Or a look at the use of multiple-image motion use in Welcome Back Volume 1
by Christopher Sebela, Jonathan Brandon Sawyer, Claire Roe, Carlos Zamudio, Juan Manuel Tumburus, and Shawn Aldridge
Welcome Back is a comic about reincarnating murderers locked in an endless cycle of death. Except one of these murders has grown accustomed to her new life and wants to escape the cycle and her nemesis has other plans for her. It's a comic with a fun premise that delivers a nifty little action story.
It's also a comic that does something fun with a comic cliché.
There will be *SPOILERS* for Welcome Back Volume 1 below.

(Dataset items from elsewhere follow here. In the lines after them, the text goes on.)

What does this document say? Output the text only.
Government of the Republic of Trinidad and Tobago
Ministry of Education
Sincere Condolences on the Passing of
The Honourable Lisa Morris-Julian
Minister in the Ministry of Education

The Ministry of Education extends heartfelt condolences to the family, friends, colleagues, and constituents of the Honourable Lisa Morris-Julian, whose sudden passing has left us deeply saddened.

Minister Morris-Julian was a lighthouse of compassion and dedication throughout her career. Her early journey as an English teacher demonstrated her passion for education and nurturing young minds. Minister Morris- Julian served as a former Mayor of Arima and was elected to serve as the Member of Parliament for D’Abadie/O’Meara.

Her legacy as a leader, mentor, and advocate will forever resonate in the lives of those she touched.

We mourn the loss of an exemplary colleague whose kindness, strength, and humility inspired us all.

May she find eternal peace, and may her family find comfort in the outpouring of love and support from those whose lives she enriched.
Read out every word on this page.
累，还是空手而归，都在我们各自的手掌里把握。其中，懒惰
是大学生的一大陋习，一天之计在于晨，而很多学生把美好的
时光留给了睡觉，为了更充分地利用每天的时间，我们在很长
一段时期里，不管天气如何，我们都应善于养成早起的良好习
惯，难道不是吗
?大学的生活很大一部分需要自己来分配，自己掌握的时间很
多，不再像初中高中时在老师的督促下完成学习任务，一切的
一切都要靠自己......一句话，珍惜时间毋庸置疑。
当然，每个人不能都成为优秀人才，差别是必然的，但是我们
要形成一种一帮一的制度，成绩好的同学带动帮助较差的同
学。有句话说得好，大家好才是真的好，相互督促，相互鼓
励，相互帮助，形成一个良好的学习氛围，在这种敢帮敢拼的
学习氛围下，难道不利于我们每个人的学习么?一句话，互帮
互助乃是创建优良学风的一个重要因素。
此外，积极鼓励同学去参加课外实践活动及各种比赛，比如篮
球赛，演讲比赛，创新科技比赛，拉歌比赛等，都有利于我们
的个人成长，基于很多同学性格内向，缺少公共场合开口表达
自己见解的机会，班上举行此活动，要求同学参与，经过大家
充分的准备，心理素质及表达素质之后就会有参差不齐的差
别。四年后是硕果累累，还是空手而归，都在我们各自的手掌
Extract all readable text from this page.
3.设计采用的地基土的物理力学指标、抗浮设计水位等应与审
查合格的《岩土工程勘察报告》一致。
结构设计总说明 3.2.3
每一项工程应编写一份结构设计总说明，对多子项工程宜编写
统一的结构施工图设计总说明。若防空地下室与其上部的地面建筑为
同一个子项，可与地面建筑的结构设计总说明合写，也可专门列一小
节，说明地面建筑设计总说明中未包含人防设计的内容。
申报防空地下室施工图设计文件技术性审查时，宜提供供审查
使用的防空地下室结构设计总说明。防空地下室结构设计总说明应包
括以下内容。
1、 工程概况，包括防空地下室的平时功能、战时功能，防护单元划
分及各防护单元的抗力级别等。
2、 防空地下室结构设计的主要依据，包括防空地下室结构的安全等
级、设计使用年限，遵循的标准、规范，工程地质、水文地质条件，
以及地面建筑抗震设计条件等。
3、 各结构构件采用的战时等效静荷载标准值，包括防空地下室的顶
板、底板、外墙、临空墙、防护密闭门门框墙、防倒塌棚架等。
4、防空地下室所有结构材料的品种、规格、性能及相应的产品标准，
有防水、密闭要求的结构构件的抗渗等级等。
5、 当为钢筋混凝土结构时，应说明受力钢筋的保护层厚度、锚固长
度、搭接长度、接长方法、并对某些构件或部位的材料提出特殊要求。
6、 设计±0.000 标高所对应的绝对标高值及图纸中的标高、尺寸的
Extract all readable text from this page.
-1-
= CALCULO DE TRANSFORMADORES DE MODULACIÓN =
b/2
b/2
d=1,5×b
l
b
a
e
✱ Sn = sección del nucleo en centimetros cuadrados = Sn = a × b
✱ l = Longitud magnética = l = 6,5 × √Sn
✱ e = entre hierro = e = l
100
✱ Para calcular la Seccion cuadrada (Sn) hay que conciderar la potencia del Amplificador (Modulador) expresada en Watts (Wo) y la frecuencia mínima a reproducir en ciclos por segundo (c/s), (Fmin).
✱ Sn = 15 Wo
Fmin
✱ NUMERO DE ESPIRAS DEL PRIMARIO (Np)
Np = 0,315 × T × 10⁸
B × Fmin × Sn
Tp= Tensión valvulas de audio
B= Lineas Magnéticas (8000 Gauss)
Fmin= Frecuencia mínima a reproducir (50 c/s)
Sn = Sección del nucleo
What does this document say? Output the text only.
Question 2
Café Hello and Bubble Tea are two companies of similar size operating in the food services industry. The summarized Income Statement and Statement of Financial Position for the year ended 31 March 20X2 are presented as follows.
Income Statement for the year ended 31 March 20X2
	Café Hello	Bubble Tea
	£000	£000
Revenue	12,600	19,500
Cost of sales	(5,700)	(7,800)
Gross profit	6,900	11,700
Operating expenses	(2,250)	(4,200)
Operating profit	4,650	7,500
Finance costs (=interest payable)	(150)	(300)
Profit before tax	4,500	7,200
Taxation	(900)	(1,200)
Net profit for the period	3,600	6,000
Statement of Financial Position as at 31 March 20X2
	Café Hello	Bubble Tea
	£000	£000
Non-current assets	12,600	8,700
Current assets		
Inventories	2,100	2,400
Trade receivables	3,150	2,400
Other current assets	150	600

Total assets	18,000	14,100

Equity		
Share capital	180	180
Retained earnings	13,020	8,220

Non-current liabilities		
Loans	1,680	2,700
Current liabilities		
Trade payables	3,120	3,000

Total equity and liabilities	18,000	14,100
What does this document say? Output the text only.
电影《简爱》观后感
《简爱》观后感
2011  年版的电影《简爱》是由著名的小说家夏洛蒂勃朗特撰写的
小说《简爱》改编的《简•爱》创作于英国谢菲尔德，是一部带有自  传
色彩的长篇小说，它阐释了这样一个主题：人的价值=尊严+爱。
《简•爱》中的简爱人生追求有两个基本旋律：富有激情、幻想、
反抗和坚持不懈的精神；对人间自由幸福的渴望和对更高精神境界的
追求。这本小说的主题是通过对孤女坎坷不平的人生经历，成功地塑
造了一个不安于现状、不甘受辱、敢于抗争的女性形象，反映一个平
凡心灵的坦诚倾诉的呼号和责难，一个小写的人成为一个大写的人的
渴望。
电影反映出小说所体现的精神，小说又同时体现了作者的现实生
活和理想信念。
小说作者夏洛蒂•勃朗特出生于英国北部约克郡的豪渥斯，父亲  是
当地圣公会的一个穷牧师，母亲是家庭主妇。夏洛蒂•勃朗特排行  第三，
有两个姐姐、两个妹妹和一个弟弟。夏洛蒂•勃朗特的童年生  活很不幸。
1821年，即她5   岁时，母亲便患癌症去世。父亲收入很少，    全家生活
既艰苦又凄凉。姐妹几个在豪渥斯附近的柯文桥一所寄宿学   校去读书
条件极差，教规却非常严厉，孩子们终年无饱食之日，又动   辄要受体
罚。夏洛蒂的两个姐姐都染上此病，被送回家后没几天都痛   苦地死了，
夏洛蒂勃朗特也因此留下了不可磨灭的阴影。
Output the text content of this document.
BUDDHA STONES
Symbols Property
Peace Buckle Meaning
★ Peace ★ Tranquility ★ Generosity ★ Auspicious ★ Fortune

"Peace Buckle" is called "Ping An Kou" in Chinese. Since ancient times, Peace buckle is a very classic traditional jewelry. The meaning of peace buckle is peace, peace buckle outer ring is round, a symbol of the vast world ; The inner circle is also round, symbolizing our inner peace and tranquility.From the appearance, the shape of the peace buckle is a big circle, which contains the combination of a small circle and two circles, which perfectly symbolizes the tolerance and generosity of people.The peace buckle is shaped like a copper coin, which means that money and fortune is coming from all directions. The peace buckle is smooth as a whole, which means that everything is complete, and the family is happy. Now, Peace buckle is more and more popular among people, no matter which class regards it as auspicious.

An inherent limitation of comics is that they use static images to tell a kinetic story. The usual way way around this is to use carefully selected images of the action to capture the essence of the action being depicted. This works really well for most things. But there are some motions that don't translate particularly well to static images: the motions are too complex to easily translate to a single representative snapshot. Things like sweet backflips, generally need a few images to capture the component movements, for instance. One solution to this problem is to depict multiple snapshots of a motion within a single panel to provide the context to sell the motion and to create a sense of immediacy to the action. It's a cliché comics trick that gives the world all of the sweet backflips.
The above selection from Black Widow #1 (by Samnee, Waid, Wilson, and Caramagna), while lacking sweet backflips, is a good example of this.
Welcome Back Volume 1 has a fun take on this storytelling approach. The hook of Welcome Back is that the characters in the comic are (mostly) reincarnated killers, including the little girl above who is the protagonist's reincarnated father. In the above the sequence, girl-father leaps across a motor vehicle accident during a car crash in a complex motion that is broken up into multiple images in a single panel. This allows the full complexity of the character action to be appreciated and conveys that these sweet moves occur in an instant. The novelty of this sequence is that the various snapshots of this motion show girl-father's past lives as historic-type warriors and assassins. Which makes this motion sequence also function to showcase the premise of the comic: it provides a clever visual representation of the whole reincarnated killer deal. It's also, like, a super fun comics moment with the juxtaposition of the cute girl-father with the carnage of the car crash. It's interesting stuff.
I also think this sequence illustrates the cleverness and slightly deranged sensibility of Welcome Back and serves as a pretty good litmus test for whether you might like to read the comic.